End-of-year school holiday
When new ministers of education and religious affairs were appointed about two years ago, immediate changes were made to the academic year. There were some newspaper reports on objections, but few enough to make me wonder if such could be perceived as anti-Islam by some religious conservatives.
To shorten the end-of-year school holiday to two weeks and extend the fasting month holiday to nearly five weeks hardly reflects an acknowledgement of the children's academic task. I know of no one who would disagree with the assertion that the quality and content of the Indonesian curriculum at elementary, junior high and senior high school levels is over-burdensome, does not adequately prepare the children for productive lives, and tends to border on ideological brainwashing. Given Indonesia's ethnic diversity and need for unity, this latter is understandable to some extent.
At the time the change was announced, much was written about the need, during the fasting month, for children to reflect upon their everyday attitudes to morals, ethics, religion, and for introspection. Anecdotal evidence suggests that the daily "activity" of many, if not most, children involved sleeping and watching television, albeit observing the subuh and magrib (the early morning and evening Islamic) prayers, and proudly fasting.
Consider some practical matters. The establishment of a two- week end-of-year holiday has the effect of turning it into a second Lebaran, with crammed transportation and horrendous traffic jams, resulting in severely limited time for families to reunite with other relatives before school starts again. There is also the vexing bureaucracy that relates to the need to register and re-register at new schools for those children who are moving up. Again, the nitty-gritty of obtaining materials and tailoring of new uniforms is no small, time-consuming chore.

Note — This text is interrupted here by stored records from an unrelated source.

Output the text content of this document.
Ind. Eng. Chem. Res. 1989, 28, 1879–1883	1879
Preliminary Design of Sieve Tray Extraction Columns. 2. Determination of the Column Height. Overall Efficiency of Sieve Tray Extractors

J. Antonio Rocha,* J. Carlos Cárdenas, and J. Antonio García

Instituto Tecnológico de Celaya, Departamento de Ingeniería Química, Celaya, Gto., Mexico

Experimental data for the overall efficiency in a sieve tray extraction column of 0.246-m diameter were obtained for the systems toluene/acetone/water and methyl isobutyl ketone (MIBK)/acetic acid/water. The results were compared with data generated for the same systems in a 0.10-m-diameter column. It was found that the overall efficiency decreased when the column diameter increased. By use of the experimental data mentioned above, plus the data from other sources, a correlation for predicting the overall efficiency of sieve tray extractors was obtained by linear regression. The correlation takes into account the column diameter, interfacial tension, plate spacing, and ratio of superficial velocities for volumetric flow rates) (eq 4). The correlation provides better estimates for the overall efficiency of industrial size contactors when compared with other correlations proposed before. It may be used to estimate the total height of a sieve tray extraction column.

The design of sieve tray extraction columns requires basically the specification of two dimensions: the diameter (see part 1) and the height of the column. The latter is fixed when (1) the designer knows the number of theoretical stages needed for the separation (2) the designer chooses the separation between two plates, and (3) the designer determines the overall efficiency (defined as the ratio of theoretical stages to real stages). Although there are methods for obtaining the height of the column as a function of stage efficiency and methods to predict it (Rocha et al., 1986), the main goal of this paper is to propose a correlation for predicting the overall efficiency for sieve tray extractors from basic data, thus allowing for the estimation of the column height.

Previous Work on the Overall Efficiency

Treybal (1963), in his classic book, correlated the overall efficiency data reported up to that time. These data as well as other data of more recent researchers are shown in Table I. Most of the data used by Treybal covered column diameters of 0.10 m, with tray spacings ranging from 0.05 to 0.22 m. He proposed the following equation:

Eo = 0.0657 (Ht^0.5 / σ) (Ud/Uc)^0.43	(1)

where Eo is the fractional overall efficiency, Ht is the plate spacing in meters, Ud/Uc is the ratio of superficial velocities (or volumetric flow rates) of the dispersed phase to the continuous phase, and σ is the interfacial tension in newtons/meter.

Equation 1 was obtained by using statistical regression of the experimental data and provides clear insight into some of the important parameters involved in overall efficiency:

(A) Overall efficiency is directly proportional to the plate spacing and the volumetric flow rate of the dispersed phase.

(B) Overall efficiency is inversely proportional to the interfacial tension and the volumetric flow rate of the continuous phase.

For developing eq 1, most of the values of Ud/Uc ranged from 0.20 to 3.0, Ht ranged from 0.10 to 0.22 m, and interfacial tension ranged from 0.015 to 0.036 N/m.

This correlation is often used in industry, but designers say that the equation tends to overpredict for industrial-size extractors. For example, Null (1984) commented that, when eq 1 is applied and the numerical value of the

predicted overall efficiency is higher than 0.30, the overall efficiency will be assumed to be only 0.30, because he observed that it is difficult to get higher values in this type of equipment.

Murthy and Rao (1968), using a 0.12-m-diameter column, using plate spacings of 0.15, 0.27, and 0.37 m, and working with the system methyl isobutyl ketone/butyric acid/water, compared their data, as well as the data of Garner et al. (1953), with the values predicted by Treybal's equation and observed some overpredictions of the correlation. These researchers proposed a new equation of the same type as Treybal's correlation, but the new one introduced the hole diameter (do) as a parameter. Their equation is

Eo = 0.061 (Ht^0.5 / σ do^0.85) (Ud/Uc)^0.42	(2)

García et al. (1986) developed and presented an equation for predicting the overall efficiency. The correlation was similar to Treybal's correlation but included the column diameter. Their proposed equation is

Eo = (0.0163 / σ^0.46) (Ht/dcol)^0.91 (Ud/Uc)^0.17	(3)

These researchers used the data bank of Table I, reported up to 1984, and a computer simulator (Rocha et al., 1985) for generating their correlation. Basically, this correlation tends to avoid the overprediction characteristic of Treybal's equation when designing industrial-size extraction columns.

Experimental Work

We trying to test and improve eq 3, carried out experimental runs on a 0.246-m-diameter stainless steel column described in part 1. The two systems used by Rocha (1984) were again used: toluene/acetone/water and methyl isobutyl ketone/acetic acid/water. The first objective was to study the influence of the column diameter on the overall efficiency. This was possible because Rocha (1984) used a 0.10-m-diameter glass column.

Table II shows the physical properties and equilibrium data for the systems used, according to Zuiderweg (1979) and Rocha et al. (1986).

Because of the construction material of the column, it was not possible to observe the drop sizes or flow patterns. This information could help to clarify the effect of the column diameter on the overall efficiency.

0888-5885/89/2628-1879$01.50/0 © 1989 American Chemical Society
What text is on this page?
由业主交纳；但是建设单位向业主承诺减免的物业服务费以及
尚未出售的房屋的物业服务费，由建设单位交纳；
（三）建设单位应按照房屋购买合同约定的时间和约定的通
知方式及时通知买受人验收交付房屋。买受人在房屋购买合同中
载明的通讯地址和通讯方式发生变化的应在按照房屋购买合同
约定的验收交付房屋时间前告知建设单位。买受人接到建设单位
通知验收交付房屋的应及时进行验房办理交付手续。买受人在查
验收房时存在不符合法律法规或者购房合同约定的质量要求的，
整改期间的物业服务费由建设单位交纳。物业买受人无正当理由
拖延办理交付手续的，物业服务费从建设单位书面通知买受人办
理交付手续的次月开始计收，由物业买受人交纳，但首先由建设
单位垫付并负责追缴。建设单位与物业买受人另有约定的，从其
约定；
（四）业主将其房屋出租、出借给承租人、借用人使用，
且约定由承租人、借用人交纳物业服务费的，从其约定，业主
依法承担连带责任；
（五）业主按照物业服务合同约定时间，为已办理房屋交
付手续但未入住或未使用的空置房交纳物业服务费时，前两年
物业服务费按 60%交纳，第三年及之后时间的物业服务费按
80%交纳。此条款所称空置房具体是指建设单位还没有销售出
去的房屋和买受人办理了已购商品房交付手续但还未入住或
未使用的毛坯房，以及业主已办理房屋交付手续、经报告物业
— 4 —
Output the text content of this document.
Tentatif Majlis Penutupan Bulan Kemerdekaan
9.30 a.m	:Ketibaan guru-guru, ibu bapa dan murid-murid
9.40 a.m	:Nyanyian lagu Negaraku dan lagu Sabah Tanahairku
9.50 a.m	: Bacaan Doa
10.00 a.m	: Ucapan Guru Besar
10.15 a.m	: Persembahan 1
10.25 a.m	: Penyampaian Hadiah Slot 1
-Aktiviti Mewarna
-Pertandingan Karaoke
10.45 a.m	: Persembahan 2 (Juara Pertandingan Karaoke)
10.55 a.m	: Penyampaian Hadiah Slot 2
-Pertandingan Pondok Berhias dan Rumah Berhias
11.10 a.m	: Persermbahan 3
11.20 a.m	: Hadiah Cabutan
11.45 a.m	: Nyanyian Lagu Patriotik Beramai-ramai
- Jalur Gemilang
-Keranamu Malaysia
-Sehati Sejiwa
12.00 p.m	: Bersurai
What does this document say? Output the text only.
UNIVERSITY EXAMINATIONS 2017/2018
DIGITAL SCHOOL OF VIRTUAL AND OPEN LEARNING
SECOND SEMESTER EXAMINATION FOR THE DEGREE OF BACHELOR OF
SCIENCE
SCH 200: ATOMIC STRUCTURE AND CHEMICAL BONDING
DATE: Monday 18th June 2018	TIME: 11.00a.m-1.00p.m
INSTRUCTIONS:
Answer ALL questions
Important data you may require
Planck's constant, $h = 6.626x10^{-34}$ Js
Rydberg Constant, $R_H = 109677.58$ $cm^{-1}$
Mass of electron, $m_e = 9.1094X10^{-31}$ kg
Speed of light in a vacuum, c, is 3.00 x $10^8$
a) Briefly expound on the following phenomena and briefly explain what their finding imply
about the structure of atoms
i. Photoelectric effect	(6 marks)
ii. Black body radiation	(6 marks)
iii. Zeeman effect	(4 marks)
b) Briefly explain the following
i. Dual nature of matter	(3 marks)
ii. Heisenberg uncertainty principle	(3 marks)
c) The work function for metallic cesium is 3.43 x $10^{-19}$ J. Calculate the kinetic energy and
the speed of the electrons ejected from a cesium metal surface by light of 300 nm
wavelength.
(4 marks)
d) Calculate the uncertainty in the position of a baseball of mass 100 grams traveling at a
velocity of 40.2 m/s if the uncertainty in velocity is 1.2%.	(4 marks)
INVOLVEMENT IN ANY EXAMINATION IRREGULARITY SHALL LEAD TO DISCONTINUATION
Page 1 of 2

Intellectual honesty is a quality necessary for a person to admit an error and to correct it if possible. My experience tells me there are but a few people around who can lay claim to that. However, there is a new, pervasive atmosphere of reason in the country right now.
Dare I hope that someone, somewhere will surprise me and many others with, at least, a compromise equalisation of the two holiday periods? And, please, now. I am assisting two children who are due to move to new schools at the end of the 2001/2002 academic year -- it would be encouraging to see schoolchildren's welfare moved up on the list of national priorities without additional cost.